The hub of great theatre choreography is to envisage what imaginings certain combinations of movement, picture and sound will produce in the spectator. The 13-year-old Khan was chosen by Peter Brook to play the boy who hears the story in his famed Mahabharata staging, to be the audience, and I suppose that child’s experience of beholding is what rubbed off on me — the feeling that while the story did not have to be comprehensible at first telling, it had ideas and episodes so telling that in time they would emerge as the story.
The tale focuses on the revenge of the underdogs in the Mahabharata, the women. Amba, abducted by the desirable but celibate Bheeshma for his brother, is rejected by her true love, who takes the still current male attitude that his sexual property is now defiled. Interestingly, Amba decides it’s Bheeshma who should pay for the wrong, rather than the antediluvian boyfriend, and sets herself on fire in order to be reborn as a warrior alter ego who shall kill Bheeshma. Of course, their final battle is one of love, too, and the world itself is shaken by the war.
If this sounds a bit Tolkieny, why not? So is Wagner’s Ring cycle. The imagery here explodes from tightly compressed visions. Khan choreographs sweet, wronged Amba with windblown fragility, exploiting the contrast between dancer Ching-Ying Chien’s long heavy black hair and her tiny, papery hands. When she immolates herself, it’s choreographed in a boiling stillness, unlike the ferocious shaking with which Khan sent himself up in flames in Gnosis, his 2010 production also based on Mahabharata mythology.
It struck me watching Christine Joy Ritter prowling alertly on all fours as Amba’s spirit self Shikhandi that (a) you almost never see a choreographer make dancers impersonate animal movements for serious reasons, and (b) it is disturbing. She and Chien incarnate mythic rather than emotionally familiar properties, while Khan as Bheeshma exudes hot temper and regret.
And while we’re saying loud goodbyes to great ballet dancers, Khan, now 41, who has announced he is to retire in 2018, is also irreplaceable in my memory, so uplifting and strange is his power in spins and foot-speed, and so magnetic his self-awareness as a performer.
Khan shares with Mikhail Baryshnikov a quality of the miraculous: Baryshnikov, the Russian who made the impossible look normal, to whom Frederick Ashton paid tribute in his breathtaking ballet Rhapsody, currently at the Royal Ballet. Set to Rachmaninov’s smoochy piano concertante, the Rhapsody on a Theme of Paganini, its immense technical detailing is not enough on its own; it requires an ironic devilry, which eluded the sobersided youngster James Hay in the first cast, but Steven McRae’s narcissistic tendencies work wonderfully here.
The two ballerinas cast — both of them staggering but unfinished talents — offer a fascinating snapshot of home-grown styling v. bought-in.

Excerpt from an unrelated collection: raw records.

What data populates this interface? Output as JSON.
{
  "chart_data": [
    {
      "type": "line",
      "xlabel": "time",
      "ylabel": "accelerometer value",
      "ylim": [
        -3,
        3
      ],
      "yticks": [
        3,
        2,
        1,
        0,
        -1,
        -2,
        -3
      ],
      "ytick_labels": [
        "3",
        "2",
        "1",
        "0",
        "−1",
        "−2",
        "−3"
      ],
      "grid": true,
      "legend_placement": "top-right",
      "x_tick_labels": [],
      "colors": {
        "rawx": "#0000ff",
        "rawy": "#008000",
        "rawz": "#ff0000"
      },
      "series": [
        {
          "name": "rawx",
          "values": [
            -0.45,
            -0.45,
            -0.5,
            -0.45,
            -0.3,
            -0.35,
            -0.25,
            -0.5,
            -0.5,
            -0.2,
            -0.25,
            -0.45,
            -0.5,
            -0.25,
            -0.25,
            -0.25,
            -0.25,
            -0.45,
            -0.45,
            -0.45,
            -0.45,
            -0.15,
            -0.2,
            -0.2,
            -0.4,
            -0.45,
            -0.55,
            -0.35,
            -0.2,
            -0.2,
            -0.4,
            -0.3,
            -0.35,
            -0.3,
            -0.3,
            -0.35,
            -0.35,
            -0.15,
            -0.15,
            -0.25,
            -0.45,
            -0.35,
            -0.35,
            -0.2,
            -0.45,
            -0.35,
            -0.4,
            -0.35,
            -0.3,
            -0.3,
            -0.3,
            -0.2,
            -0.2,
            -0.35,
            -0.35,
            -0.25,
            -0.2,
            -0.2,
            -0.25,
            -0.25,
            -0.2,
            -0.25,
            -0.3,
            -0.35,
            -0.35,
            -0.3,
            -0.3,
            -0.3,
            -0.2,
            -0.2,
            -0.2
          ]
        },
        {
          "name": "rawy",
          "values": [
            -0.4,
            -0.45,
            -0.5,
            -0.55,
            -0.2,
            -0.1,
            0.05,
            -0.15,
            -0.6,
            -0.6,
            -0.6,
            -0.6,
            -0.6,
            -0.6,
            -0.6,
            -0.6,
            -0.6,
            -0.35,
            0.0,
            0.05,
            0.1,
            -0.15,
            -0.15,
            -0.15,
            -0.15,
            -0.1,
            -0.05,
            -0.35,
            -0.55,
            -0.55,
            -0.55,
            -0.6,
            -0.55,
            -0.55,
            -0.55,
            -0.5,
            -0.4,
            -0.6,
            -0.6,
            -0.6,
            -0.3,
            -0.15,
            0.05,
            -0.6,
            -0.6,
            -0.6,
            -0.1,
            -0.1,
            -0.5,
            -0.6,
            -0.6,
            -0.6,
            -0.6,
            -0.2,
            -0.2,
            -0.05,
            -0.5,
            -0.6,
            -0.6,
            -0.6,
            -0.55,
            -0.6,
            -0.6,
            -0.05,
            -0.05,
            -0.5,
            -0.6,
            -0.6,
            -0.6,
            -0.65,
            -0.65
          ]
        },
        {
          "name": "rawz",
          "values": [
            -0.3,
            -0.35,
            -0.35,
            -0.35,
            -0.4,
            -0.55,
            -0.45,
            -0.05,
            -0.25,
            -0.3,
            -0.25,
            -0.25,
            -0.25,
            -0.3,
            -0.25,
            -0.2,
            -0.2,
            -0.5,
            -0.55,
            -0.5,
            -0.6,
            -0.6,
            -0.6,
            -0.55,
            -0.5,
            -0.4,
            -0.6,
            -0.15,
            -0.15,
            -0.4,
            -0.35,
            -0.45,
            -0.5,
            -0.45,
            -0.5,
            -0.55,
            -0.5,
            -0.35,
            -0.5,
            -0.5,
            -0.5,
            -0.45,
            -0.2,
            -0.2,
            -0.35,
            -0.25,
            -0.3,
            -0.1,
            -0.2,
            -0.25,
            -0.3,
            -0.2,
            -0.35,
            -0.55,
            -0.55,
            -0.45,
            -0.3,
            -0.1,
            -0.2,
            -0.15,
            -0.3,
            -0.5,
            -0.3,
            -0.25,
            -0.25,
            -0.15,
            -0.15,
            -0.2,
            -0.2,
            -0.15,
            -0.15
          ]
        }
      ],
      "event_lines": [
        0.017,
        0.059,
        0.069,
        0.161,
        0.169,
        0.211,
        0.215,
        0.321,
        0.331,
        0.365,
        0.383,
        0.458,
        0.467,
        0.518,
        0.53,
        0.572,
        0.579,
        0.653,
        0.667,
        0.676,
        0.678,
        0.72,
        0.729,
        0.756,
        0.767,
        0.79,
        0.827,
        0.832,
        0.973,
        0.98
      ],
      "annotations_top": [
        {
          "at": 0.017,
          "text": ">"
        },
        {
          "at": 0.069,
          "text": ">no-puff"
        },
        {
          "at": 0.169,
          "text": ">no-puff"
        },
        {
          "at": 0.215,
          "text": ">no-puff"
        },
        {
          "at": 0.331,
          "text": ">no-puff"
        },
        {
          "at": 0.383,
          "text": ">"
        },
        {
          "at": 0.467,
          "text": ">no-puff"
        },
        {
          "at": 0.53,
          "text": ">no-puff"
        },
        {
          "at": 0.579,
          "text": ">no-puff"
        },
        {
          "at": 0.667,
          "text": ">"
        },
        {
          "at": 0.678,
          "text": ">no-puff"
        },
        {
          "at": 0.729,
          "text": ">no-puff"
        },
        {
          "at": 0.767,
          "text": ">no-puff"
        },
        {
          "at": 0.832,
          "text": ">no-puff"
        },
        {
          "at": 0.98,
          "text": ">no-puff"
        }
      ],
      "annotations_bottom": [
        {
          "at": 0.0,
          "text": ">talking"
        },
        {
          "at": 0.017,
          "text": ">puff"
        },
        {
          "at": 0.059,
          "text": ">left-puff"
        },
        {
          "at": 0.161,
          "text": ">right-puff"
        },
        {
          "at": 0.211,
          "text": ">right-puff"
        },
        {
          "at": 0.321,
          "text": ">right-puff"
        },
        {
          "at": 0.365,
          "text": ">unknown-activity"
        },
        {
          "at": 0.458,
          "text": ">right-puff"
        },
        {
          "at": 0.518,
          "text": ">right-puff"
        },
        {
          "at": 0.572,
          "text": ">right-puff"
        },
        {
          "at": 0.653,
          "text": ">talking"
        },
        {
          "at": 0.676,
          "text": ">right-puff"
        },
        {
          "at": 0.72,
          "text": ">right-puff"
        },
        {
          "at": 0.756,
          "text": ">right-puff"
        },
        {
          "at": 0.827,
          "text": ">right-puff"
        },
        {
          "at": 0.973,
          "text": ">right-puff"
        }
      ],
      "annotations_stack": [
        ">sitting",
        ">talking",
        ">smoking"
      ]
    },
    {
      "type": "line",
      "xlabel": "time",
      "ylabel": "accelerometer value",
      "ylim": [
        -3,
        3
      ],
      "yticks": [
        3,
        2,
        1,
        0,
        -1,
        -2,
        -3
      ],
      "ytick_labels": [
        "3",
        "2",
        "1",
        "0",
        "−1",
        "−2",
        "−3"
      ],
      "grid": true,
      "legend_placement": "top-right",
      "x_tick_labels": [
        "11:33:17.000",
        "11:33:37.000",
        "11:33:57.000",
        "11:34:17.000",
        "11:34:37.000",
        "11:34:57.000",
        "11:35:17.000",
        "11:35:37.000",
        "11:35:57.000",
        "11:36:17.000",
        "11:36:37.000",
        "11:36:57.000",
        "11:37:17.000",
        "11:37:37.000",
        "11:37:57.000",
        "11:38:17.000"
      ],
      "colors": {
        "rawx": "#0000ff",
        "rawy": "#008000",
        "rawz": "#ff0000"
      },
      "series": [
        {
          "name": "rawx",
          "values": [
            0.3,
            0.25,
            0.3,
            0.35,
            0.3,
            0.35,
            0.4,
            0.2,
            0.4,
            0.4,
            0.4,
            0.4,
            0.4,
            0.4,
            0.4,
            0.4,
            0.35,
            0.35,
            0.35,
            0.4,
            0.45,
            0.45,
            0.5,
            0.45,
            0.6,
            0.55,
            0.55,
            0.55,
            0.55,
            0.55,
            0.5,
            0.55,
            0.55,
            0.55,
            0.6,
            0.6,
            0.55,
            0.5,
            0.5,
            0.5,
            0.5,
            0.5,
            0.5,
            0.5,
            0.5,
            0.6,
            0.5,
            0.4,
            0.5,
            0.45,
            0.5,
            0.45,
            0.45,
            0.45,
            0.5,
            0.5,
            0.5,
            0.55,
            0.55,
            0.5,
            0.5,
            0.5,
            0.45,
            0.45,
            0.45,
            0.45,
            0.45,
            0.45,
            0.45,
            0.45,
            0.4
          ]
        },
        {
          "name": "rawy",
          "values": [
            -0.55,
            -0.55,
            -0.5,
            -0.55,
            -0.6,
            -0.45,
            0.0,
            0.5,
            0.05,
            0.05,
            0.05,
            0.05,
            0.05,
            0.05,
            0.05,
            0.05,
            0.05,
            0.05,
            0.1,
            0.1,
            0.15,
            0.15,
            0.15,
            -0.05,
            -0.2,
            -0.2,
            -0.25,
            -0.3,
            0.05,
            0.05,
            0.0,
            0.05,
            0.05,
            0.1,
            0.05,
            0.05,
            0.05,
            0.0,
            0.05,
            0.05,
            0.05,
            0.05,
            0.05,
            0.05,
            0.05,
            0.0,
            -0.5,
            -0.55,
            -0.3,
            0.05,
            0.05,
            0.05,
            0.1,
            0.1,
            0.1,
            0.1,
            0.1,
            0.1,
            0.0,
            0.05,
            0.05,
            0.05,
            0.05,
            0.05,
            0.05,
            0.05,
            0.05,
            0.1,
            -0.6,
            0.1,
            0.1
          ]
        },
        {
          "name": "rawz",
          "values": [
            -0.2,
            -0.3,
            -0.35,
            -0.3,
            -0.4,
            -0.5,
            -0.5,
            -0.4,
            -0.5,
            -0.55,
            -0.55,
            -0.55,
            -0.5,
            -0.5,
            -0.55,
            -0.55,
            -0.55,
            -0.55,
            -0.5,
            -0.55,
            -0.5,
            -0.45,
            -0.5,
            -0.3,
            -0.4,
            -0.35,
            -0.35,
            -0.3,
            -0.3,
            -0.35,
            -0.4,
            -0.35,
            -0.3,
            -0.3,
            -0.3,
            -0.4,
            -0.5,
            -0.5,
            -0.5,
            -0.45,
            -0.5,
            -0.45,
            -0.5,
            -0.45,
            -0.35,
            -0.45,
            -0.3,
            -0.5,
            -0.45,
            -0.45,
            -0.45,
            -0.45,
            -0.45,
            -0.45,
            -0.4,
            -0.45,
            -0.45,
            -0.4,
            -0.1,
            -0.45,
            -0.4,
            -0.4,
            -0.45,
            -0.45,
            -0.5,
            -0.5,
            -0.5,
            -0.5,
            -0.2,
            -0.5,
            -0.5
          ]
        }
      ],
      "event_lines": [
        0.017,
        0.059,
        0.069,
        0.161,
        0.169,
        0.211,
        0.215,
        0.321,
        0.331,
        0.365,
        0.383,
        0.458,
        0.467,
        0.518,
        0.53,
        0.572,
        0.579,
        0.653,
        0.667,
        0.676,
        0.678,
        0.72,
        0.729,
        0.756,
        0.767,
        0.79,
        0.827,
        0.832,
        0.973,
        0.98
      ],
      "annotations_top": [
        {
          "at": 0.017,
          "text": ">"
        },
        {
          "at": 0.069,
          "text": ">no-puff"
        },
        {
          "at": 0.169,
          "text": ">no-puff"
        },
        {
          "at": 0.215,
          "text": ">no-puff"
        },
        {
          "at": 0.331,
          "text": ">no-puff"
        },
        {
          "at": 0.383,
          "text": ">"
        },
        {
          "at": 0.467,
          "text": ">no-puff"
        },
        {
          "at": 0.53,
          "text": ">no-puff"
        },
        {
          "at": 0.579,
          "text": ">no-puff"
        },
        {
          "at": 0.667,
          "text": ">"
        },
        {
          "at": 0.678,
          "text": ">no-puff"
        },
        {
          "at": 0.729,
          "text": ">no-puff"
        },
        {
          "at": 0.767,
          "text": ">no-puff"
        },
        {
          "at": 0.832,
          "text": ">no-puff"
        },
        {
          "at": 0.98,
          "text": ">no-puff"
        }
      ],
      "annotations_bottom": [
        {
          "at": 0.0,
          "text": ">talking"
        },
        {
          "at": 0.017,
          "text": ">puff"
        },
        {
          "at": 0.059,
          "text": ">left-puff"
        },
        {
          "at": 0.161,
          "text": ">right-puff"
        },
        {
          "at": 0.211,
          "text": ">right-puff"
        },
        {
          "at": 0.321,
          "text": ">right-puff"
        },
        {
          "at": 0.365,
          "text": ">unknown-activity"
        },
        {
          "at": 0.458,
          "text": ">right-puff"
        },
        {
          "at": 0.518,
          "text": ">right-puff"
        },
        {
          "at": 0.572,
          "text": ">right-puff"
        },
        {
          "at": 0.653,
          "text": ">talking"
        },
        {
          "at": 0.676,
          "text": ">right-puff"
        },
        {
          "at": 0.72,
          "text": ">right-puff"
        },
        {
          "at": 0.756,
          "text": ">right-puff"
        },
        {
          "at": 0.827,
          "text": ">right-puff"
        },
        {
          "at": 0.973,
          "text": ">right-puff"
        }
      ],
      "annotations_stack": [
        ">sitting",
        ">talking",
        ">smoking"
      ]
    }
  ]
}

In Francesca Hayward the Royal Ballet has a potentially miraculous asset, but Rhapsody showed that she isn’t yet as precise or fast of foot as Ashton needs. Hayward is still a Clara waiting to become a Sugar Plum Fairy. Whereas Natalia Osipova, the Russian self-starter, is a natural skitterer, a dazzling stage creature, and makes the choreography hers. Who cares about the risks, she seems to quip, as she darts delightedly around the stage.